Minister of Agriculture and Island Development
- In office 17 May 2013 – 16 September 2014
- President: Gaston Flosse
- Succeeded by: Frédéric Riveta

Minister of Outer Islands Development
- In office 18 February 2009 – 25 November 2009
- President: Oscar Temaru

Member of the French Polynesian Assembly for Leeward Isles
- Incumbent
- Assumed office 7 May 2013
- In office 23 May 2004 – 28 January 2008
- In office 12 May 1996 – 5 May 2001

Personal details
- Born: 1958 (age 67–68)
- Party: Tahoera'a Huiraatira Tapura Huiraatira

= Thomas Moutame =

French Polynesian politician

Thomas Moutame is a French Polynesian politician and former Cabinet Minister. He has served as Mayor of Taputapuatea since 1997. He is a member of Tapura Huiraatira.

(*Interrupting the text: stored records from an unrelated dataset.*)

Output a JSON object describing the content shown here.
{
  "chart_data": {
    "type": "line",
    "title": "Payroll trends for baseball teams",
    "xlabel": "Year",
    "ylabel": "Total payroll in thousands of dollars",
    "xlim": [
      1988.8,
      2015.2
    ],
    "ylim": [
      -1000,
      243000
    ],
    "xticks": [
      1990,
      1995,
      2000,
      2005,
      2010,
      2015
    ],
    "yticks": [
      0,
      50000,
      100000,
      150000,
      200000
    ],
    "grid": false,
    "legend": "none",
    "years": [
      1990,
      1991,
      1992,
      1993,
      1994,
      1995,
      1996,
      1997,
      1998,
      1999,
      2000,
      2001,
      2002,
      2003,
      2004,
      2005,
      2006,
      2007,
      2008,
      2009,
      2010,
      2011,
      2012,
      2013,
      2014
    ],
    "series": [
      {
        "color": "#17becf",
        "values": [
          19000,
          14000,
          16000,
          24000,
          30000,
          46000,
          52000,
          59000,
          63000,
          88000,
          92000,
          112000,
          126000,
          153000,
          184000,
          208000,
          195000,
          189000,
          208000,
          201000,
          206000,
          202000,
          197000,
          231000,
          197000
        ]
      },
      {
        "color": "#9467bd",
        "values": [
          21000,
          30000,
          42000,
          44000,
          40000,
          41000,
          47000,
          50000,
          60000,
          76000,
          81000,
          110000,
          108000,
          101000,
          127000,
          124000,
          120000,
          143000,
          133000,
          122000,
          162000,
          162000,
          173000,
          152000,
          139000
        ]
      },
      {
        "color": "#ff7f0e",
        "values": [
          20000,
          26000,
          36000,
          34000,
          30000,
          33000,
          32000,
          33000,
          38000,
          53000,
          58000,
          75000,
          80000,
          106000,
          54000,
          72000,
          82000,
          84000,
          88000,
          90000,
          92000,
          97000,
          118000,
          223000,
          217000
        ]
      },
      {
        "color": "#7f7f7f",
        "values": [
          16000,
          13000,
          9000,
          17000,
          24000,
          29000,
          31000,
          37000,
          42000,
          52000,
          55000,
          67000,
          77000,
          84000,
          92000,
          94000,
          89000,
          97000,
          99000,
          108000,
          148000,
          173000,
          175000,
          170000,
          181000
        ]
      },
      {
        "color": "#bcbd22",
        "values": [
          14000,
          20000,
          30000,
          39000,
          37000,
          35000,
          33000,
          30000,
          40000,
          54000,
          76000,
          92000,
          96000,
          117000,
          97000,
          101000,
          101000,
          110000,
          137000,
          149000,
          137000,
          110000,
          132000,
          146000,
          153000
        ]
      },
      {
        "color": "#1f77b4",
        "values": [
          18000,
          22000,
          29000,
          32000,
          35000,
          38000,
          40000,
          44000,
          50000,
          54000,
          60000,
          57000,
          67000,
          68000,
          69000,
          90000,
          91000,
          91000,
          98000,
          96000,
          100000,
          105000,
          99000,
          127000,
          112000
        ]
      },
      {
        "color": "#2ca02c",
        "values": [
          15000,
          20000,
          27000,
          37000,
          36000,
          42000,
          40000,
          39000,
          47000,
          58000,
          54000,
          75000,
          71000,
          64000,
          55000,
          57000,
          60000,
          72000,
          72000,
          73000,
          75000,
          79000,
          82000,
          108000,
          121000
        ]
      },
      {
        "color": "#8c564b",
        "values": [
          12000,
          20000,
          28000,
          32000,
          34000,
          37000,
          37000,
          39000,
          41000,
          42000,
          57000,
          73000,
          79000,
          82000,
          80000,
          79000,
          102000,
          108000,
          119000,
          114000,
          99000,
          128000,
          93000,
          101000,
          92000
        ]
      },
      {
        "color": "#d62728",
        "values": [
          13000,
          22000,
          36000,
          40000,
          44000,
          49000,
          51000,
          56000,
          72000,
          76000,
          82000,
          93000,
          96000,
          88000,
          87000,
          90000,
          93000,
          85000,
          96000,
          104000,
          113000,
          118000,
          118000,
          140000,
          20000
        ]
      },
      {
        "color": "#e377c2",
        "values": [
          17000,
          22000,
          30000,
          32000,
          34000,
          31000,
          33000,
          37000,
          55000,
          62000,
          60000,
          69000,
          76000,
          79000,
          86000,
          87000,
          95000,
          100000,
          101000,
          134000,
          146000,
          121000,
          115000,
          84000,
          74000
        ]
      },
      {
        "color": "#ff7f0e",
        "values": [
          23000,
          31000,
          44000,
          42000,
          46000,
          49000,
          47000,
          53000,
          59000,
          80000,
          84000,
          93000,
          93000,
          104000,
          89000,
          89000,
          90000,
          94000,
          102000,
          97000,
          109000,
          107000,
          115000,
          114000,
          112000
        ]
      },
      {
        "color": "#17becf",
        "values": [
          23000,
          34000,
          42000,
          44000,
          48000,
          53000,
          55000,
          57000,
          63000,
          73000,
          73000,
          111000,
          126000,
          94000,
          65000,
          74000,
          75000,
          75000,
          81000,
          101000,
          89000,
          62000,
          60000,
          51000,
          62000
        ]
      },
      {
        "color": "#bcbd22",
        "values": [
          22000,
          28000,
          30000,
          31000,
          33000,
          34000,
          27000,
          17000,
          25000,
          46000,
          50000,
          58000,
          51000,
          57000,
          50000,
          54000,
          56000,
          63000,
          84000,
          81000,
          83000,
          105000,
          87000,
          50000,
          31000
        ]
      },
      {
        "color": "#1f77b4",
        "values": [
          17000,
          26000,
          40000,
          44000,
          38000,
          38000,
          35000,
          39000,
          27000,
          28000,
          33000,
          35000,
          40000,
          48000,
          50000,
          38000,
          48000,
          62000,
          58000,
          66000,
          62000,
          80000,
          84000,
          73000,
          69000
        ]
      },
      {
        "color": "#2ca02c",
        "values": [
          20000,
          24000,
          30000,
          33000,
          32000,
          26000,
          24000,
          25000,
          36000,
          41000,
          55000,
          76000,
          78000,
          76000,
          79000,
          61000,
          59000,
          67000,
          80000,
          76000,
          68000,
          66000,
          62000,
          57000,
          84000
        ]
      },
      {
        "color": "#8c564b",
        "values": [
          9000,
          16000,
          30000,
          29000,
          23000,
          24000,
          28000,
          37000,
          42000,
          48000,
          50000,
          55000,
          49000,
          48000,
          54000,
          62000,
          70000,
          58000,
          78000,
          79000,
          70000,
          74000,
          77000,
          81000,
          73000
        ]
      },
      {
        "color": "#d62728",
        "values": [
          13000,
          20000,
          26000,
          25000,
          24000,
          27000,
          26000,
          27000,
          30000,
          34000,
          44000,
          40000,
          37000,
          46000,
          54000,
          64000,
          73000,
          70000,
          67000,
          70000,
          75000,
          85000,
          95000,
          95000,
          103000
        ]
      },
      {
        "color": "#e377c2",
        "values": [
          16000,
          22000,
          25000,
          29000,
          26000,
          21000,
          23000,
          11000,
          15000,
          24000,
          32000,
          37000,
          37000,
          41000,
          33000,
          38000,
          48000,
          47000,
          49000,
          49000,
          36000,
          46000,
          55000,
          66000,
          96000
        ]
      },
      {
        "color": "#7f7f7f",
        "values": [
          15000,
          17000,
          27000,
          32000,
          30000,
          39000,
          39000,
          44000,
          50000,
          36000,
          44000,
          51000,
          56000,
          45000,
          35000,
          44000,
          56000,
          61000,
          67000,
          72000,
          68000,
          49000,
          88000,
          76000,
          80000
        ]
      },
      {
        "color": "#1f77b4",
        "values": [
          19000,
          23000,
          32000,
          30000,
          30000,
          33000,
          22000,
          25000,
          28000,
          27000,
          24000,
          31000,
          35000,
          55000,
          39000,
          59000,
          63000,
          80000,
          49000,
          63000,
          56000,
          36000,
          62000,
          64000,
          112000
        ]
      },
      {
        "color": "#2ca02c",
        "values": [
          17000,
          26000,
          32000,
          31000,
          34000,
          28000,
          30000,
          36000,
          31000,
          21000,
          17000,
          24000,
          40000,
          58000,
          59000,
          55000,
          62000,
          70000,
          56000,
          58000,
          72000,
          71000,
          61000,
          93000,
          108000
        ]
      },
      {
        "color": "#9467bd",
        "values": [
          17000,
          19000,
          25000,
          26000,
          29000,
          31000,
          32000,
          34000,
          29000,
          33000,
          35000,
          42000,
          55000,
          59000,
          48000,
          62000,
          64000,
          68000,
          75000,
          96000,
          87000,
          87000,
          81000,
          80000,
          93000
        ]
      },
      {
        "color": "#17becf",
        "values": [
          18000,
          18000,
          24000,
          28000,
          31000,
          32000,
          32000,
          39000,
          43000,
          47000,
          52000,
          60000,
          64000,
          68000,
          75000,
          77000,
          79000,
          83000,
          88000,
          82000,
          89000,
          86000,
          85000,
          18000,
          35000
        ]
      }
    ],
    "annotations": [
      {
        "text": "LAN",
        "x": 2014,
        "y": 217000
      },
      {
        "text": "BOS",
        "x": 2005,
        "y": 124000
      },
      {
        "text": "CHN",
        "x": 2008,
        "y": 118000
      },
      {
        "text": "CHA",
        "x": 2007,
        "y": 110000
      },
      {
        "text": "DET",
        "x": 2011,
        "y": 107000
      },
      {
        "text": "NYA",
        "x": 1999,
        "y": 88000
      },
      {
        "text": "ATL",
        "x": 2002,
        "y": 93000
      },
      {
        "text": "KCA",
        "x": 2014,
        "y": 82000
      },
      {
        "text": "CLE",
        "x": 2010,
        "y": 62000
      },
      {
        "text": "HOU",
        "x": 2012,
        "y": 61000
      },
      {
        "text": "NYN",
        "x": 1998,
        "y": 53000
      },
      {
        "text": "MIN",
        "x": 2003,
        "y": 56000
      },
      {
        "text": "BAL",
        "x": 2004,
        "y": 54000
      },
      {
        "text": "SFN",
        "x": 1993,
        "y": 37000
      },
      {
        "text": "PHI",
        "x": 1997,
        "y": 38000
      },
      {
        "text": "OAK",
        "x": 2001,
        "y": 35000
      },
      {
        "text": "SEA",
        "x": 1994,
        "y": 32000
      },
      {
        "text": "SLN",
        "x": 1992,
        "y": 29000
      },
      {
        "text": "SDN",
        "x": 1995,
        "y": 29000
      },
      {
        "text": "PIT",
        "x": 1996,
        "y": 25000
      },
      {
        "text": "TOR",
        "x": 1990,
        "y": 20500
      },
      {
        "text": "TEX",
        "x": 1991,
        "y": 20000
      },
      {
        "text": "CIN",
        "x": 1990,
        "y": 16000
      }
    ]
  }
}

Moutame is from Raiatea. He was first elected to the Assembly of French Polynesia at the 1996 French Polynesian legislative election. He lost his seat at the 2001 election, but was re-elected in 2004. He lost his seat again at the 2008 election. In February 2009 he was appointed to the coalition cabinet of Oscar Temaru as Minister of Outer Islands Development. He later worked as a technical advisor to the Ministry of Rural Economy.

In 2007 while serving as Mayor of Taputapuatea he refused to marry a couple because one of them had had a sex change. In March 2011 he was convicted of abuse of power and fined US$5000. In September 2011 the Court of Appeal overturned an initial sentence of a year's ineligibility for office.

Following the 2013 election he was appointed to the Cabinet of Gaston Flosse as Minister of Agriculture and Island Development. After the fall of the Flosse government in September 2014 he returned to the Assembly. In December 2015 he voted for Édouard Fritch's budget rather than abstain with the rest of his party. He did the same in December 2016.

In April 2017 he was one of 22 Tahoeraa politicians jointly ordered to repay US$2.1 million of public funds they had misused to advance their political party between 1996 and 2004.

In February 2018 he left the Tahoeraa after failing to secure a high enough placing on the party list. He subsequently ran as a Tapura Huiraatira in the 2018 election and was elected. In 2020 he was re-elected as Mayor of Taputapuatea for a fifth term.